Nearly 500 attendees jammed Vermont’s annual conference Thursday showcasing the virtues of renewable energy, an industry growing rapidly here.
Five percent of all Vermonters now hold a job tied to renewables, like wind, solar, hydro and biomass, or in companies involved in energy efficiency.
Yet large-scale wind development remains highly controversial, especially in communities that host the turbines.
Two new projects are proposed in Swanton and Irasburg. Other commercial projects are online in Georgia, Searsburg, Sheffield and Lowell.
A group of Franklin County residents who showed up Thursday at the conference said they’re determined to block the Swanton turbines. At 500 feet in height they’d be the largest ever proposed in Vermont and closer to existing neighborhoods.
Christina Lang,of Swanton, said her home would be 2,000 feet from the turbine blades which she said “would make noise constantly.”
“We’re sad, and we’re hurt, and yes, we are upset that this has been going on so long,” added Sally Collopy, of Fairfield. “Nobody listens, and nobody cares and we’re fed up with it. We’re fed up.”
State leaders say Vermont must move quickly to reduce greenhouse gas emissions tied to climate change, and the Legislature has established a goal of having Vermont get 90 percent of all its energy from renewables by 2050.
Protesters complain bitterly that developers, and regulators at the Vermont Public Service Boards use that goal as their rationale to approve most projects, no matter what those most impacted have to say.
That’s inaccurate criticism, says Gabrielle Stebbins, executive director of Renewable Energy Vermont.
“The process is fair,” Stebbins said. “I understand that there are people who don’t want to look at these things, it hurts them emotionally and makes them angry. I understand that. But the science is not supporting many of the claims that are stated. And the facts in terms of the PSB process is that projects are denied or are required to do extensive mitigation.”
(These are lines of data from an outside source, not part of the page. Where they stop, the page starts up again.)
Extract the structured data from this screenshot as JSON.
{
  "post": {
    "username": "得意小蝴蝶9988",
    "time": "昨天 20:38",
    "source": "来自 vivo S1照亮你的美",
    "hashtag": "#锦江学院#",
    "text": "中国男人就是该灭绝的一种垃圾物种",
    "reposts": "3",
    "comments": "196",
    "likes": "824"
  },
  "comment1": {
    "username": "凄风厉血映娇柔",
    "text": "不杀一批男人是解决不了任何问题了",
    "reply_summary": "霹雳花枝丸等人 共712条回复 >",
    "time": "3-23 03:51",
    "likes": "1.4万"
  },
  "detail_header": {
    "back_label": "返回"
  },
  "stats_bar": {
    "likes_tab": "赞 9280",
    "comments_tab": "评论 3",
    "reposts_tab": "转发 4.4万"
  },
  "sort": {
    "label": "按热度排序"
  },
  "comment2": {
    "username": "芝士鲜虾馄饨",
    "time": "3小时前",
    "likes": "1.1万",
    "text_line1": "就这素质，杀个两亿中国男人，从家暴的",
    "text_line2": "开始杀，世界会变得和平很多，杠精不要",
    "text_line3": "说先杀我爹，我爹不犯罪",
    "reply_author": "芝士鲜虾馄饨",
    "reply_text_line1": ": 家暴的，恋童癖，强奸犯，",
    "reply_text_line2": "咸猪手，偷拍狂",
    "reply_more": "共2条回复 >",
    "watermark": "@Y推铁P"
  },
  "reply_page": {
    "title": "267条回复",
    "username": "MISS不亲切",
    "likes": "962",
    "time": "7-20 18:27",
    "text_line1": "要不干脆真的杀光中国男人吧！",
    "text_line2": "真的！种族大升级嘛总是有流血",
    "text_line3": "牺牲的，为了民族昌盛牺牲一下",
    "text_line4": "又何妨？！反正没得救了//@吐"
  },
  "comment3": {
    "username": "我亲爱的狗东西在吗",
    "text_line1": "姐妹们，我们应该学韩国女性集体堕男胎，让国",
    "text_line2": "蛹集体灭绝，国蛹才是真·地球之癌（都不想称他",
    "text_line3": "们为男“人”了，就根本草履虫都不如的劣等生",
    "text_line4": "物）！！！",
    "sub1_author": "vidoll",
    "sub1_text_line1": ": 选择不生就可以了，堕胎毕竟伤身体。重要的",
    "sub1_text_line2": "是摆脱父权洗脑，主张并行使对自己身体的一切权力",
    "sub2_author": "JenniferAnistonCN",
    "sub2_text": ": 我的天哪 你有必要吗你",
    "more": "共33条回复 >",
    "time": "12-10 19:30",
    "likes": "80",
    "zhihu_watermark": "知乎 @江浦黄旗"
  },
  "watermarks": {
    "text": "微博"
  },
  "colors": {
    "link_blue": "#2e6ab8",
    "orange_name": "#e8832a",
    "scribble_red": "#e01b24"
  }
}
Stebbins agrees, however, the quasi-judicial board rules are “very legal and so it is difficult for the average Vermonter to participate.”
Rep. Tony Klein of East Montpelier, a Democrat who chairs the House Energy and Natural Resources Committee, was another target of demonstrators who believe lobbyists hired by industry interests usually get what they want from Montpelier.
Klein counters that his committee is bi-partisan and often produces unanimous votes on energy legislation. The lawmaker said he is asking the PSB “to be more sensitive, and utilize the tools they have and from a personal point of view, stop saying ‘we’re only doing what the Legislature tells (us) what to do,’ because that’s not quite correct.”
Klein said the anger and division over siting of industrial-scale wind projects in Vermont must somehow be resolved in a ‘sane, humanly’ manner.
A leading Vermont wind developers declined to discuss the issue. He said he did not want to exacerbate rhetoric coming from the opposition he already thinks is “scary.”
“We need to be respectful of each other,” Klein said. “I mean, I don’t want crazy things to start happening here.”
Former State Sen. Randy Brock of Swanton, a GOP candidate for lieutenant governor, wandered over to the group of protesters outside the Sheraton Hotel to offer support.
“The people in my community feel this may be forced on them,” Brock said. “They don’t have anybody who is listening to what they have to say.”
Last spring state lawmakers did amend the rules for locating industrial-scale solar projects in Vermont. Now, host towns will automatically have party status before the PSB and can require screening and minimum setbacks from roads.